Почему-то до сих пор не было видно огней, не было слышно ни крика петуха, ни лая собак, ни скрипа открываемых дверей — неужто ещё глубокая ночь? Часы меня обманули? Я встряхнул их, перевёл дух и продолжил пробираться вперёд. Неожиданно моя нога наступила на что-то мягкое. За короткий миг, понадобившийся мне, чтобы отдёрнуть ногу, я успел почувствовать мясистость плоти какого-то существа и приготовился бежать, испугавшись змеи. Я отпрянул назад, но вторая моя нога тоже наступила на что-то мягкое, и это нечто, очевидно с перепугу, трепыхаясь, вырвалось из-под моей подошвы и стало карабкаться вверх по штанине. Цепкие коготки уже добрались до моего пояса, когда я в спешке стряхнул его с себя, и только тогда оно с писком вернулось во тьму. Я замер от страха, по спине пробежал холодок, ноги стали ватными, не было и речи о том, чтобы двинуться дальше.

Задержав дыхание, я внимательно прислушался и услышал неясный звук, доносившийся волнами с поверхности земли. Посмотрел вниз и увидел клубящиеся чёрные тени. Господи, да это мыши! Столько мышей! Сотни мышей мчатся стройными рядами!

Внезапно я вспомнил, что несколько дней назад в деревню приходили люди с нивелирами на треногах и с суетливой поспешностью производили какие-то замеры позади деревни, потом ещё созвали общее собрание и расспрашивали, не замечал ли кто-нибудь, чтобы курицы взлетали на деревья, вода в колодцах поднималась или другие необыкновенные знамения.

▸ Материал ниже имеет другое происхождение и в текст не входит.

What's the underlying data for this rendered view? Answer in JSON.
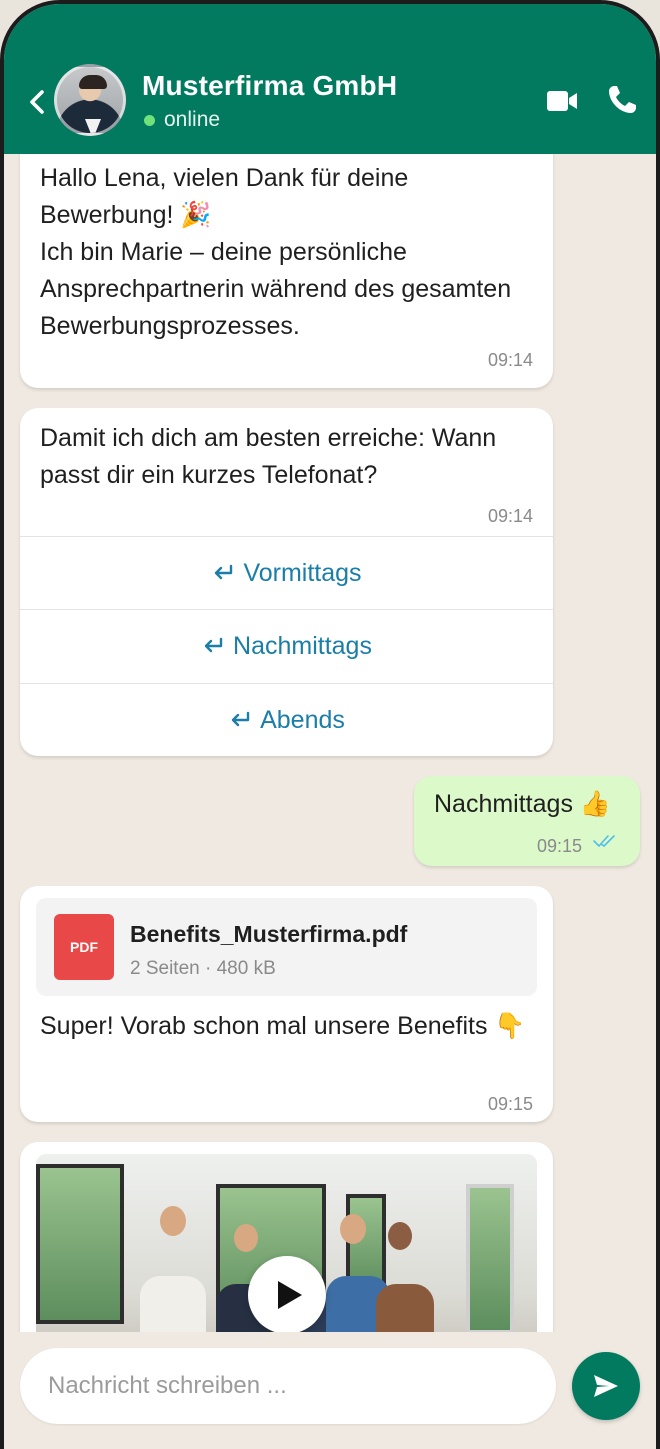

Наряду с этим они настойчиво советовали жителям определить единый сигнал тревоги, установить посменное ночное дежурство, а тем, кто проживал в кирпичных домах, временно переселиться в деревянные, после чего все наперебой стали обсуждать землетрясение. Неужели это оно начинается? Иначе с чего бы столько мышей покинули свои норы? Неужто они предчувствуют назревающее под толщей земли бурное сражение?

Лишь много позже я вспомнил, что тётушка предсказывала это землетрясение. Ещё при жизни она частенько жаловалась на головокружение и приговаривала: «Земля двигается, и горы качаются», — конечно же, это был намёк на землетрясение. Теперь её уже не стало. На её похоронах петарды взрывались с громким хлопком, расцветая в небе недолговечными золотыми цветами; казалось, они изрешетили весь белый свет, разнеся повсюду запах гари. Напев соны тяжело поднимался и так же тяжело падал, омывая неосязаемую пустоту вокруг меня, смешиваясь с дрожащими солнечными лучами. Музыкантами были несколько мужчин: один — горбатый, другой — слепой, третий — колченогий; их лица оставались бесстрастными, глаза были направлены то ли на камни под ногами, то ли на травы у дороги; они полностью погрузились в себя и даже не глядели друг на друга. И только услышав призыв ударных, они все как один словно с облегчением облизнули губы, надули щёки и, подняв инструменты, последовали за раскачивающимся впереди гробом, за хлопающим на ветру ритуальным флагом. Втянув головы в плечи, они стали подниматься в гору, оставляя на рапсовом поле вмятины своих следов. Что интересно, под гроб тётушки был подложен толстый слой мышиных трупиков, точно таких же, какие я позже увидел на улице посёлка, — не знаю, данью какой традиции это было.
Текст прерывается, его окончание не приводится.